O Ministro relator Ayres Britto dedica grande parte de seu voto a uma

análise mais abstrata e dogmática do princípio da isonomia e dos fatores de

discriminação como foi analisado ao longo desse trabalho. Entretanto, não

deixa de fazer menção aos aspectos únicos da política em questão,

afirmando pelos mesmos motivos do ministro Joaquim Barbosa –

compensação de anterior e factual desigualdade – que estes são

constitucionais.

O voto dissidente do ministro Marco Aurélio se baseia em vícios

formais da Medida Provisória que instituiu o PROUNI, não trazendo grandes

contribuições em relação à análise da política pública em si. O ministro

afirma apenas que não considera essa medida proporcional, pois a cada

nove alunos pagantes se terá um aluno bolsita81. Além disso, afirma que é

obrigação do Estado investir em mais vagas no ensino público, ao invés de

compelir a iniciativa privada a fazer aquilo que é de sua responsabilidade.

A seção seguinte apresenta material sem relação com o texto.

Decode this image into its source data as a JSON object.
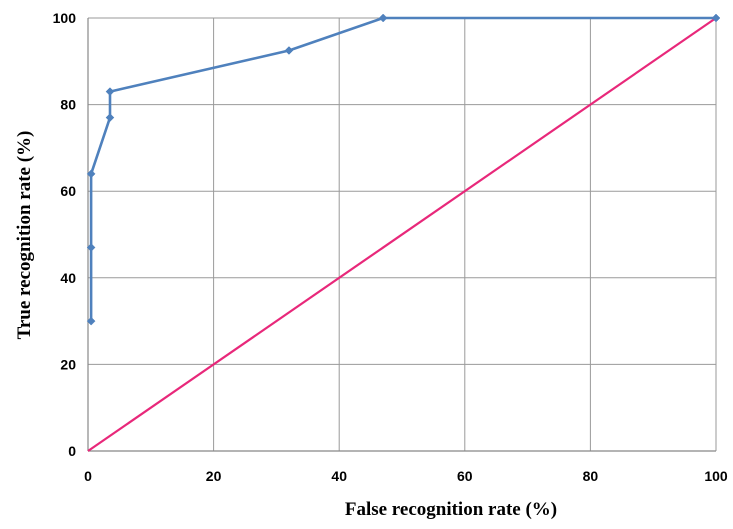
{
  "chart_data": {
    "type": "line",
    "title": "",
    "xlabel": "False recognition rate (%)",
    "ylabel": "True recognition rate (%)",
    "xlim": [
      0,
      100
    ],
    "ylim": [
      0,
      100
    ],
    "x_ticks": [
      "0",
      "20",
      "40",
      "60",
      "80",
      "100"
    ],
    "y_ticks": [
      "0",
      "20",
      "40",
      "60",
      "80",
      "100"
    ],
    "grid": true,
    "legend": "none",
    "series": [
      {
        "color": "#4f81bd",
        "marker": "diamond",
        "points": [
          {
            "x": 0.5,
            "y": 30
          },
          {
            "x": 0.5,
            "y": 47
          },
          {
            "x": 0.5,
            "y": 64
          },
          {
            "x": 3.5,
            "y": 77
          },
          {
            "x": 3.5,
            "y": 83
          },
          {
            "x": 32,
            "y": 92.5
          },
          {
            "x": 47,
            "y": 100
          },
          {
            "x": 100,
            "y": 100
          }
        ]
      },
      {
        "color": "#e8287a",
        "marker": "none",
        "points": [
          {
            "x": 0,
            "y": 0
          },
          {
            "x": 100,
            "y": 100
          }
        ]
      }
    ]
  }
}
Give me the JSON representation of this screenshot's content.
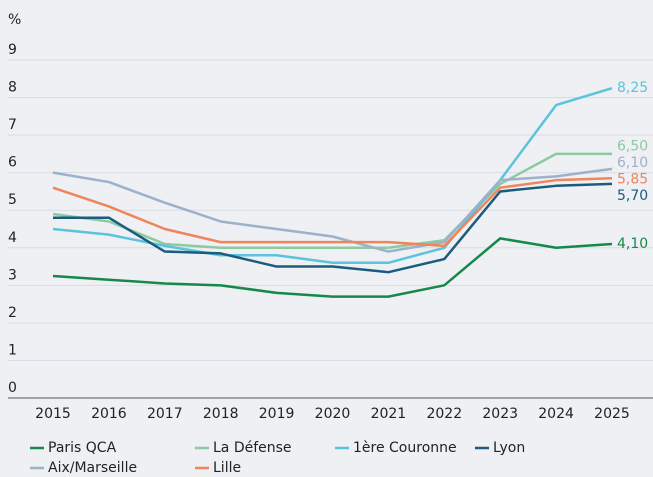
{
  "chart_data": {
    "type": "line",
    "y_label": "%",
    "x": [
      2015,
      2016,
      2017,
      2018,
      2019,
      2020,
      2021,
      2022,
      2023,
      2024,
      2025
    ],
    "xlim": [
      2015,
      2025
    ],
    "xticks": [
      2015,
      2016,
      2017,
      2018,
      2019,
      2020,
      2021,
      2022,
      2023,
      2024,
      2025
    ],
    "ylim": [
      0,
      9
    ],
    "yticks": [
      0,
      1,
      2,
      3,
      4,
      5,
      6,
      7,
      8,
      9
    ],
    "grid": true,
    "legend": "bottom",
    "series": [
      {
        "name": "Paris QCA",
        "color": "#16894a",
        "values": [
          3.25,
          3.15,
          3.05,
          3.0,
          2.8,
          2.7,
          2.7,
          3.0,
          4.25,
          4.0,
          4.1
        ],
        "value_labels": [
          null,
          null,
          null,
          null,
          null,
          null,
          null,
          null,
          null,
          null,
          "4,10"
        ]
      },
      {
        "name": "La Défense",
        "color": "#8ccba0",
        "values": [
          4.9,
          4.7,
          4.1,
          4.0,
          4.0,
          4.0,
          4.0,
          4.2,
          5.7,
          6.5,
          6.5
        ],
        "value_labels": [
          null,
          null,
          null,
          null,
          null,
          null,
          null,
          null,
          null,
          null,
          "6,50"
        ]
      },
      {
        "name": "1ère Couronne",
        "color": "#5bc3dc",
        "values": [
          4.5,
          4.35,
          4.05,
          3.8,
          3.8,
          3.6,
          3.6,
          4.0,
          5.8,
          7.8,
          8.25
        ],
        "value_labels": [
          null,
          null,
          null,
          null,
          null,
          null,
          null,
          null,
          null,
          null,
          "8,25"
        ]
      },
      {
        "name": "Lyon",
        "color": "#1b5c7e",
        "values": [
          4.8,
          4.8,
          3.9,
          3.85,
          3.5,
          3.5,
          3.35,
          3.7,
          5.5,
          5.65,
          5.7
        ],
        "value_labels": [
          null,
          null,
          null,
          null,
          null,
          null,
          null,
          null,
          null,
          null,
          "5,70"
        ]
      },
      {
        "name": "Aix/Marseille",
        "color": "#9db1cb",
        "values": [
          6.0,
          5.75,
          5.2,
          4.7,
          4.5,
          4.3,
          3.9,
          4.15,
          5.8,
          5.9,
          6.1
        ],
        "value_labels": [
          null,
          null,
          null,
          null,
          null,
          null,
          null,
          null,
          null,
          null,
          "6,10"
        ]
      },
      {
        "name": "Lille",
        "color": "#f0845a",
        "values": [
          5.6,
          5.1,
          4.5,
          4.15,
          4.15,
          4.15,
          4.15,
          4.05,
          5.6,
          5.8,
          5.85
        ],
        "value_labels": [
          null,
          null,
          null,
          null,
          null,
          null,
          null,
          null,
          null,
          null,
          "5,85"
        ]
      }
    ]
  }
}
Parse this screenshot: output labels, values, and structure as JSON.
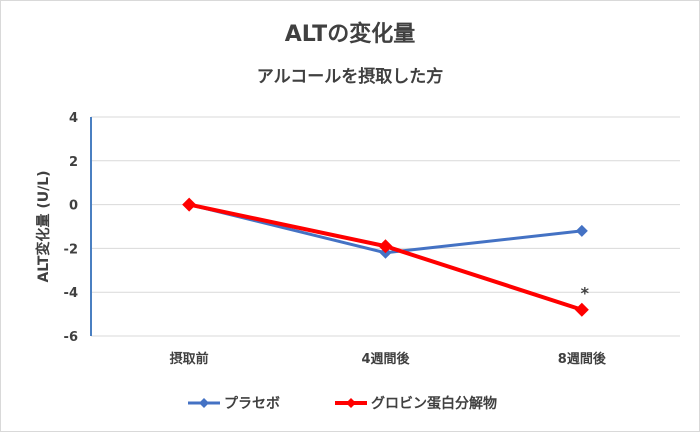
{
  "chart_data": {
    "type": "line",
    "title": "ALTの変化量",
    "subtitle": "アルコールを摂取した方",
    "xlabel": "",
    "ylabel": "ALT変化量 (U/L)",
    "categories": [
      "摂取前",
      "4週間後",
      "8週間後"
    ],
    "ylim": [
      -6,
      4
    ],
    "yticks": [
      -6,
      -4,
      -2,
      0,
      2,
      4
    ],
    "grid": true,
    "legend": "bottom",
    "series": [
      {
        "name": "プラセボ",
        "values": [
          0,
          -2.2,
          -1.2
        ],
        "color": "#4472c4"
      },
      {
        "name": "グロビン蛋白分解物",
        "values": [
          0,
          -1.9,
          -4.8
        ],
        "color": "#ff0000"
      }
    ],
    "annotations": [
      {
        "text": "*",
        "category": "8週間後",
        "value": -4.8
      }
    ]
  }
}
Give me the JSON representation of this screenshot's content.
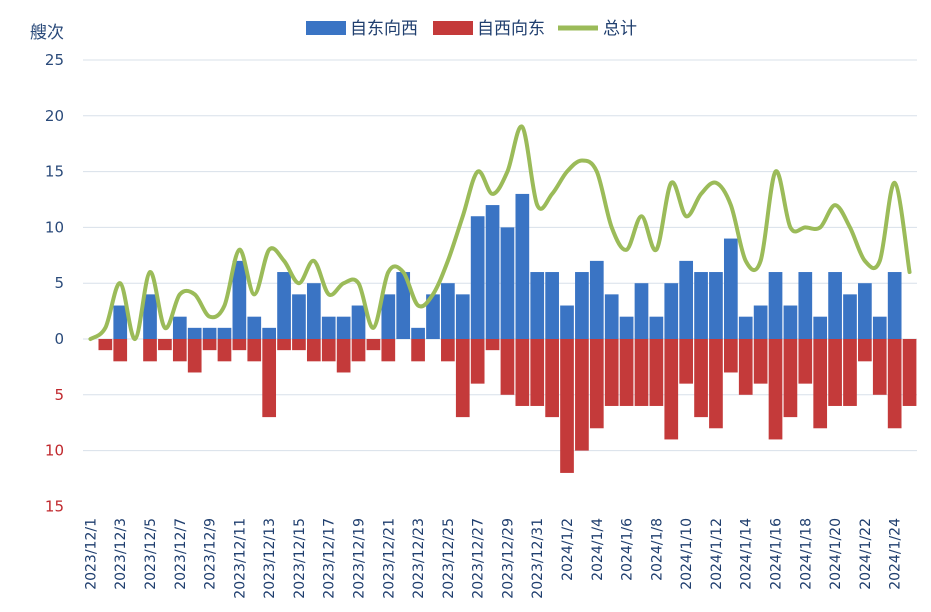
{
  "chart_data": {
    "type": "bar",
    "ylabel": "艘次",
    "yticks_pos": [
      "25",
      "20",
      "15",
      "10",
      "5",
      "0"
    ],
    "yticks_neg": [
      "5",
      "10",
      "15"
    ],
    "ylim": [
      -15,
      25
    ],
    "legend_position": "top",
    "grid": true,
    "colors": {
      "ew": "#3a74c4",
      "we": "#c43a3a",
      "total": "#9bbb59",
      "grid": "#d8e0ea"
    },
    "categories": [
      "2023/12/1",
      "2023/12/2",
      "2023/12/3",
      "2023/12/4",
      "2023/12/5",
      "2023/12/6",
      "2023/12/7",
      "2023/12/8",
      "2023/12/9",
      "2023/12/10",
      "2023/12/11",
      "2023/12/12",
      "2023/12/13",
      "2023/12/14",
      "2023/12/15",
      "2023/12/16",
      "2023/12/17",
      "2023/12/18",
      "2023/12/19",
      "2023/12/20",
      "2023/12/21",
      "2023/12/22",
      "2023/12/23",
      "2023/12/24",
      "2023/12/25",
      "2023/12/26",
      "2023/12/27",
      "2023/12/28",
      "2023/12/29",
      "2023/12/30",
      "2023/12/31",
      "2024/1/1",
      "2024/1/2",
      "2024/1/3",
      "2024/1/4",
      "2024/1/5",
      "2024/1/6",
      "2024/1/7",
      "2024/1/8",
      "2024/1/9",
      "2024/1/10",
      "2024/1/11",
      "2024/1/12",
      "2024/1/13",
      "2024/1/14",
      "2024/1/15",
      "2024/1/16",
      "2024/1/17",
      "2024/1/18",
      "2024/1/19",
      "2024/1/20",
      "2024/1/21",
      "2024/1/22",
      "2024/1/23",
      "2024/1/24",
      "2024/1/25"
    ],
    "xtick_labels": [
      "2023/12/1",
      "2023/12/3",
      "2023/12/5",
      "2023/12/7",
      "2023/12/9",
      "2023/12/11",
      "2023/12/13",
      "2023/12/15",
      "2023/12/17",
      "2023/12/19",
      "2023/12/21",
      "2023/12/23",
      "2023/12/25",
      "2023/12/27",
      "2023/12/29",
      "2023/12/31",
      "2024/1/2",
      "2024/1/4",
      "2024/1/6",
      "2024/1/8",
      "2024/1/10",
      "2024/1/12",
      "2024/1/14",
      "2024/1/16",
      "2024/1/18",
      "2024/1/20",
      "2024/1/22",
      "2024/1/24"
    ],
    "series": [
      {
        "name": "自东向西",
        "values": [
          0,
          0,
          3,
          0,
          4,
          0,
          2,
          1,
          1,
          1,
          7,
          2,
          1,
          6,
          4,
          5,
          2,
          2,
          3,
          0,
          4,
          6,
          1,
          4,
          5,
          4,
          11,
          12,
          10,
          13,
          6,
          6,
          3,
          6,
          7,
          4,
          2,
          5,
          2,
          5,
          7,
          6,
          6,
          9,
          2,
          3,
          6,
          3,
          6,
          2,
          6,
          4,
          5,
          2,
          6,
          0
        ]
      },
      {
        "name": "自西向东",
        "values": [
          0,
          1,
          2,
          0,
          2,
          1,
          2,
          3,
          1,
          2,
          1,
          2,
          7,
          1,
          1,
          2,
          2,
          3,
          2,
          1,
          2,
          0,
          2,
          0,
          2,
          7,
          4,
          1,
          5,
          6,
          6,
          7,
          12,
          10,
          8,
          6,
          6,
          6,
          6,
          9,
          4,
          7,
          8,
          3,
          5,
          4,
          9,
          7,
          4,
          8,
          6,
          6,
          2,
          5,
          8,
          6
        ]
      },
      {
        "name": "总计",
        "values": [
          0,
          1,
          5,
          0,
          6,
          1,
          4,
          4,
          2,
          3,
          8,
          4,
          8,
          7,
          5,
          7,
          4,
          5,
          5,
          1,
          6,
          6,
          3,
          4,
          7,
          11,
          15,
          13,
          15,
          19,
          12,
          13,
          15,
          16,
          15,
          10,
          8,
          11,
          8,
          14,
          11,
          13,
          14,
          12,
          7,
          7,
          15,
          10,
          10,
          10,
          12,
          10,
          7,
          7,
          14,
          6
        ]
      }
    ]
  }
}
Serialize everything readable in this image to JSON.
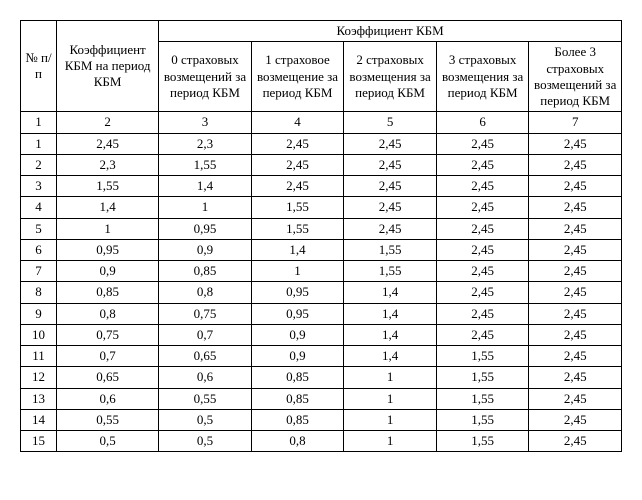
{
  "table": {
    "header": {
      "row_num": "№ п/п",
      "coef_period": "Коэффициент КБМ на период КБМ",
      "coef_group": "Коэффициент КБМ",
      "cols": [
        "0 страховых возмещений за период КБМ",
        "1 страховое возмещение за период КБМ",
        "2 страховых возмещения за период КБМ",
        "3 страховых возмещения за период КБМ",
        "Более 3 страховых возмещений за период КБМ"
      ]
    },
    "colnums": [
      "1",
      "2",
      "3",
      "4",
      "5",
      "6",
      "7"
    ],
    "rows": [
      [
        "1",
        "2,45",
        "2,3",
        "2,45",
        "2,45",
        "2,45",
        "2,45"
      ],
      [
        "2",
        "2,3",
        "1,55",
        "2,45",
        "2,45",
        "2,45",
        "2,45"
      ],
      [
        "3",
        "1,55",
        "1,4",
        "2,45",
        "2,45",
        "2,45",
        "2,45"
      ],
      [
        "4",
        "1,4",
        "1",
        "1,55",
        "2,45",
        "2,45",
        "2,45"
      ],
      [
        "5",
        "1",
        "0,95",
        "1,55",
        "2,45",
        "2,45",
        "2,45"
      ],
      [
        "6",
        "0,95",
        "0,9",
        "1,4",
        "1,55",
        "2,45",
        "2,45"
      ],
      [
        "7",
        "0,9",
        "0,85",
        "1",
        "1,55",
        "2,45",
        "2,45"
      ],
      [
        "8",
        "0,85",
        "0,8",
        "0,95",
        "1,4",
        "2,45",
        "2,45"
      ],
      [
        "9",
        "0,8",
        "0,75",
        "0,95",
        "1,4",
        "2,45",
        "2,45"
      ],
      [
        "10",
        "0,75",
        "0,7",
        "0,9",
        "1,4",
        "2,45",
        "2,45"
      ],
      [
        "11",
        "0,7",
        "0,65",
        "0,9",
        "1,4",
        "1,55",
        "2,45"
      ],
      [
        "12",
        "0,65",
        "0,6",
        "0,85",
        "1",
        "1,55",
        "2,45"
      ],
      [
        "13",
        "0,6",
        "0,55",
        "0,85",
        "1",
        "1,55",
        "2,45"
      ],
      [
        "14",
        "0,55",
        "0,5",
        "0,85",
        "1",
        "1,55",
        "2,45"
      ],
      [
        "15",
        "0,5",
        "0,5",
        "0,8",
        "1",
        "1,55",
        "2,45"
      ]
    ],
    "style": {
      "border_color": "#000000",
      "background_color": "#ffffff",
      "font_family": "Times New Roman",
      "header_fontsize": 13,
      "body_fontsize": 13,
      "text_align": "center"
    }
  }
}
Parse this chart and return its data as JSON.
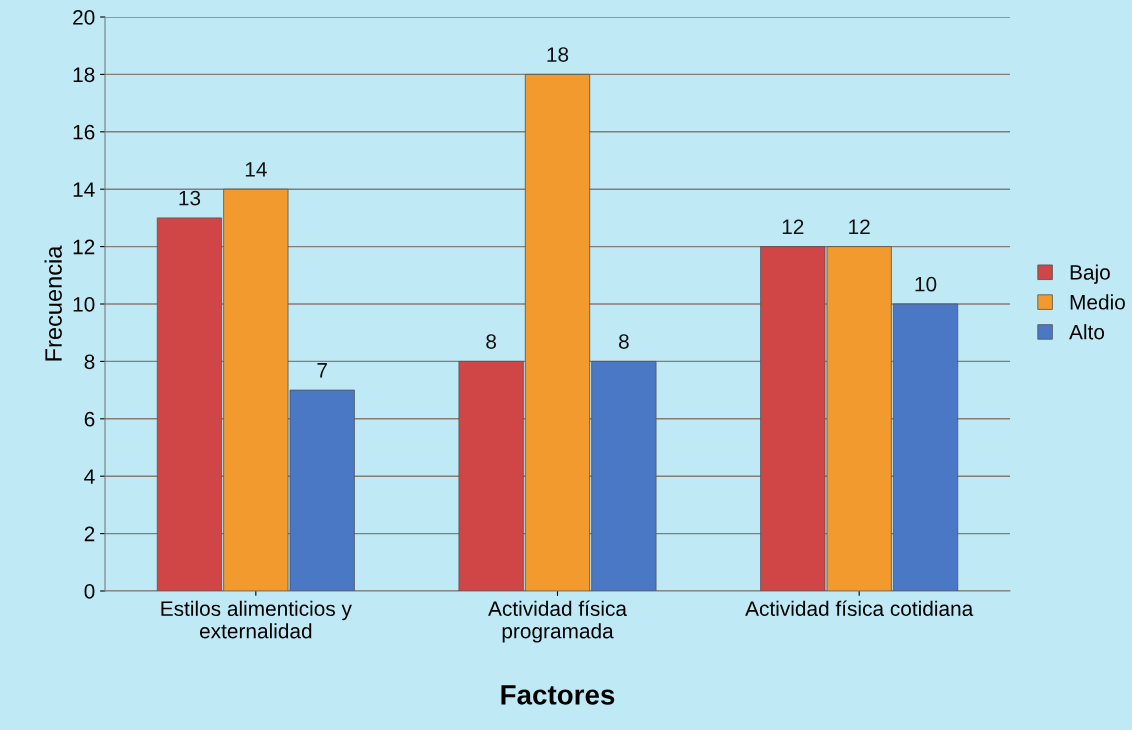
{
  "chart_data": {
    "type": "bar",
    "xlabel": "Factores",
    "ylabel": "Frecuencia",
    "categories": [
      "Estilos alimenticios y\nexternalidad",
      "Actividad física\nprogramada",
      "Actividad física cotidiana"
    ],
    "series": [
      {
        "name": "Bajo",
        "color": "#d04545",
        "values": [
          13,
          8,
          12
        ]
      },
      {
        "name": "Medio",
        "color": "#f39a2e",
        "values": [
          14,
          18,
          12
        ]
      },
      {
        "name": "Alto",
        "color": "#4a78c4",
        "values": [
          7,
          8,
          10
        ]
      }
    ],
    "ylim": [
      0,
      20
    ],
    "yticks": [
      0,
      2,
      4,
      6,
      8,
      10,
      12,
      14,
      16,
      18,
      20
    ],
    "grid": "y",
    "legend": "right",
    "data_labels": true
  }
}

5.3. A difícil concretização das medidas de prestações alternativas

no caso do ENEM (STA 389 AgR/MG)

O MEC já tinha estabelecido no edital do exame uma alternativa para

os estudantes de religiões (como os adventistas, por exemplo) que

possuem o sábado como “dia de guarda”, na qual eles ficariam confinados

numa sala até o pôr do sol do sábado, para em seguida realizarem a prova.

80 Informações retiradas do julgamento da ADI 3330, realizado em 03 de maio de 2012. Fala

do Min. Joaquim Barbosa a partir dos 12min. e 08s. 81 Informações retiradas do julgamento da ADI 3330, realizado em 03 de maio de 2012. Fala do Min. Marco Aurélio a partir da 1h e 34min.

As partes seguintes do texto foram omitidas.